This study examines how donors provide aid to unrecognized government under restricted conditions, focusing on Afghanistan's Taliban government, which has ruled since August 2021. However, owing to its harsh policies, particularly towards women, no country or organization has officially recognized it as a government, placing strong constraints on foreign aid to Afghanistan. Nevertheless, donors continue to provide aid because it is difficult to halt assistance on humanitarian grounds.
Aiding unrecognized states (governments) is fraught with difficulties. Using the example of Afghanistan under the rule of the Taliban in the 1990s and from August 2021 to the present, this paper clarifies that the political situation of unrecognition imposes enormous costs on both the recipient and donor sides of aid.
The study reviews reports from the United Nations and other organizations, academic literature, and media articles. In addition, informal in-person and remote interviews are conducted with stakeholders in the government, academia, research institutes in the United States and the United Kingdom, Japan, aid workers in Kabul, Afghanistan, and an Afghan immigrant in Canada.
Aid to an unrecognized government causes a paradox in efforts to provide more aid, with higher procedural costs and the need for deeper communication with the unrecognized government. Furthermore, “aid diversion,” or aid flows to unrecognized governments, remains a controversial issue in US domestic politics.

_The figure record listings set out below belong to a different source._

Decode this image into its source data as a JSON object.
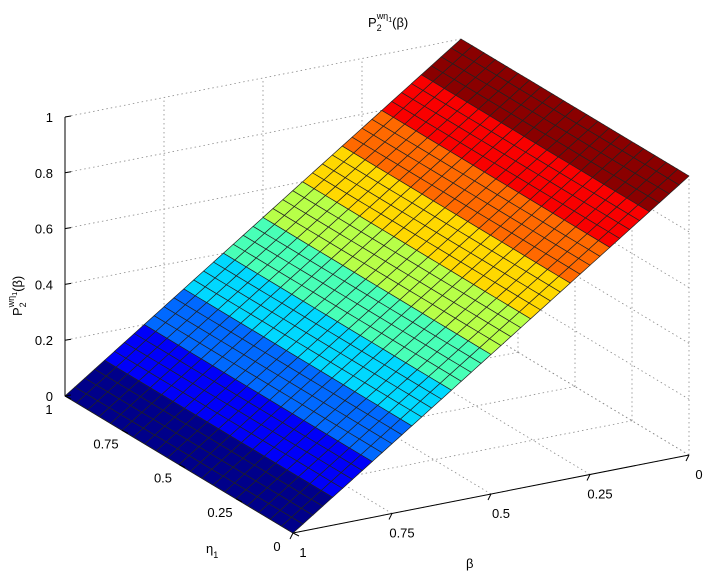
{
  "chart_data": {
    "type": "surface",
    "title": {
      "base": "P",
      "sup": "wη",
      "supsub": "1",
      "sub": "2",
      "arg": "(β)"
    },
    "zlabel": {
      "base": "P",
      "sup": "wη",
      "supsub": "1",
      "sub": "2",
      "arg": "(β)"
    },
    "xlabel": "β",
    "ylabel": {
      "base": "η",
      "sub": "1"
    },
    "x_ticks": [
      "0",
      "0.25",
      "0.5",
      "0.75",
      "1"
    ],
    "y_ticks": [
      "0",
      "0.25",
      "0.5",
      "0.75",
      "1"
    ],
    "z_ticks": [
      "0",
      "0.2",
      "0.4",
      "0.6",
      "0.8",
      "1"
    ],
    "xlim": [
      0,
      1
    ],
    "ylim": [
      0,
      1
    ],
    "zlim": [
      0,
      1
    ],
    "grid": true,
    "colormap": "jet",
    "mesh_grid": {
      "beta_samples": 41,
      "eta1_samples": 21
    },
    "surface_function": "P = 1 - beta (constant in eta1)",
    "key_values": [
      {
        "beta": 0,
        "eta1": 0,
        "P": 1
      },
      {
        "beta": 0,
        "eta1": 1,
        "P": 1
      },
      {
        "beta": 1,
        "eta1": 0,
        "P": 0
      },
      {
        "beta": 1,
        "eta1": 1,
        "P": 0
      }
    ]
  }
}
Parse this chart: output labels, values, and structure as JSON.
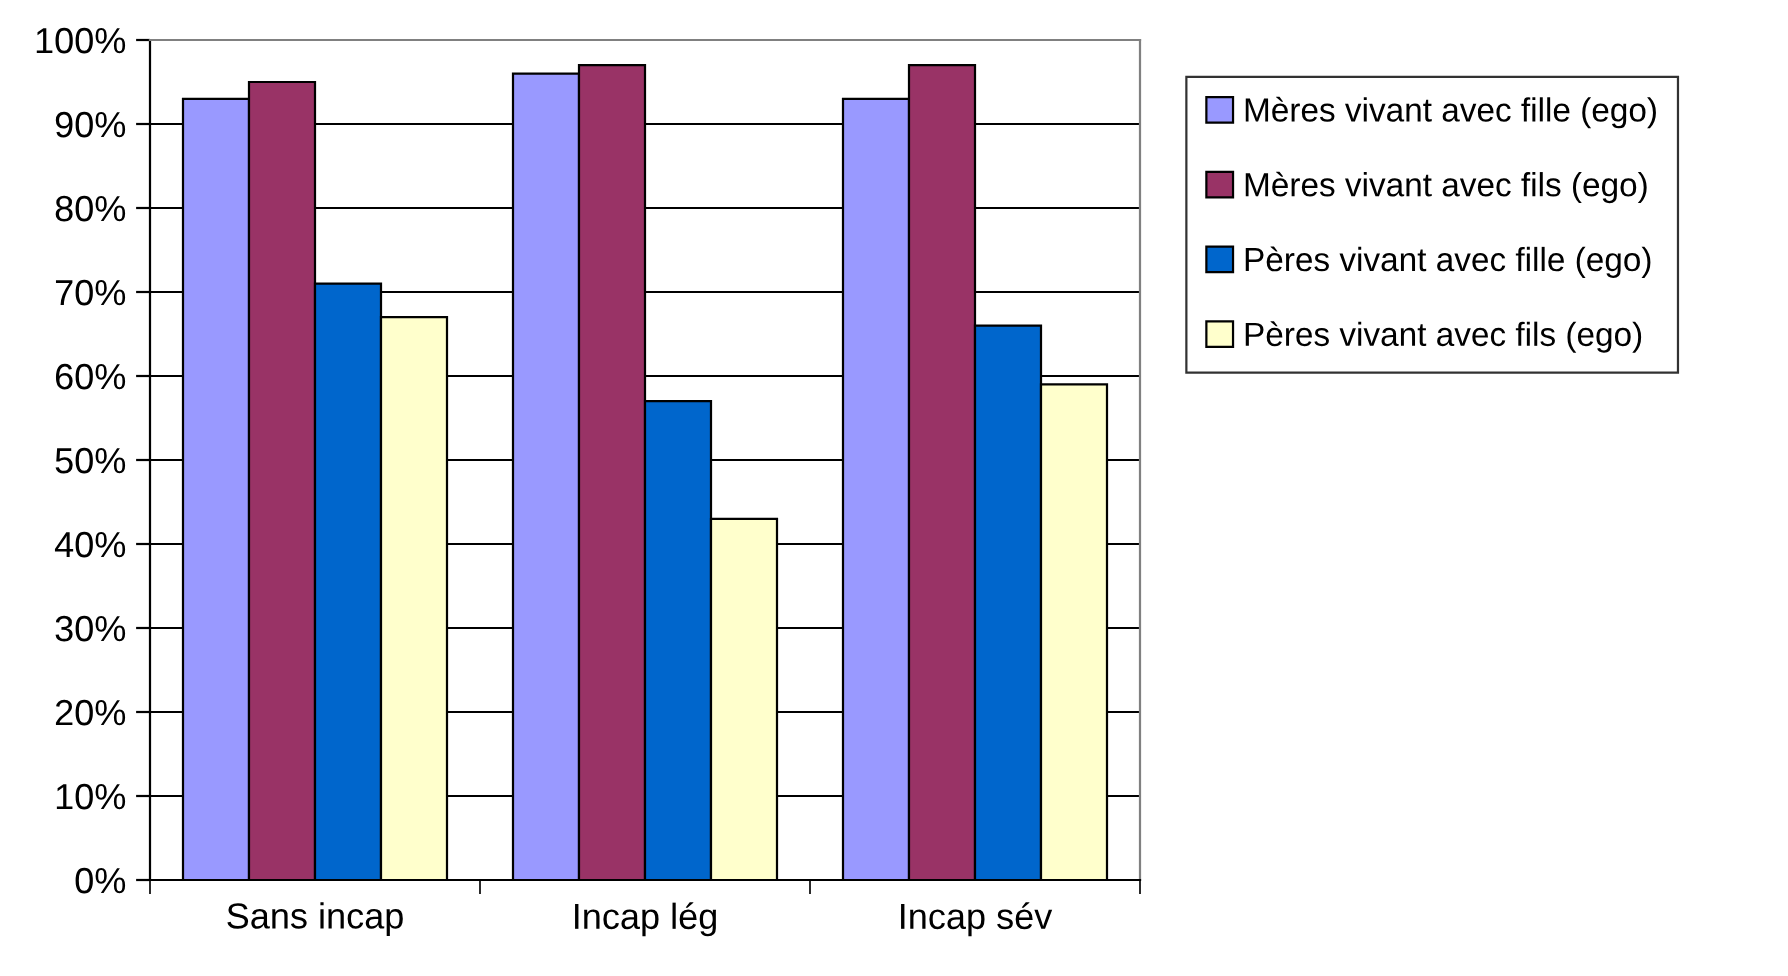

Even if donors are highly motivated to provide aid to unrecognized governments for humanitarian and developmental reasons, diplomatic non-recognition impedes and creates dilemmas in aid delivery. Hence, donors face high procedural costs or have to make compromises in aiding politically unrecognized de facto governments. The US and other countries are not expected to recognize the Taliban diplomatically for a while, although the suffering Afghan people need aid. A realistic approach would be to provide de facto development assistance under the cover of humanitarian assistance and to continue dialogue with the Taliban, thereby developing mutual interests and trust.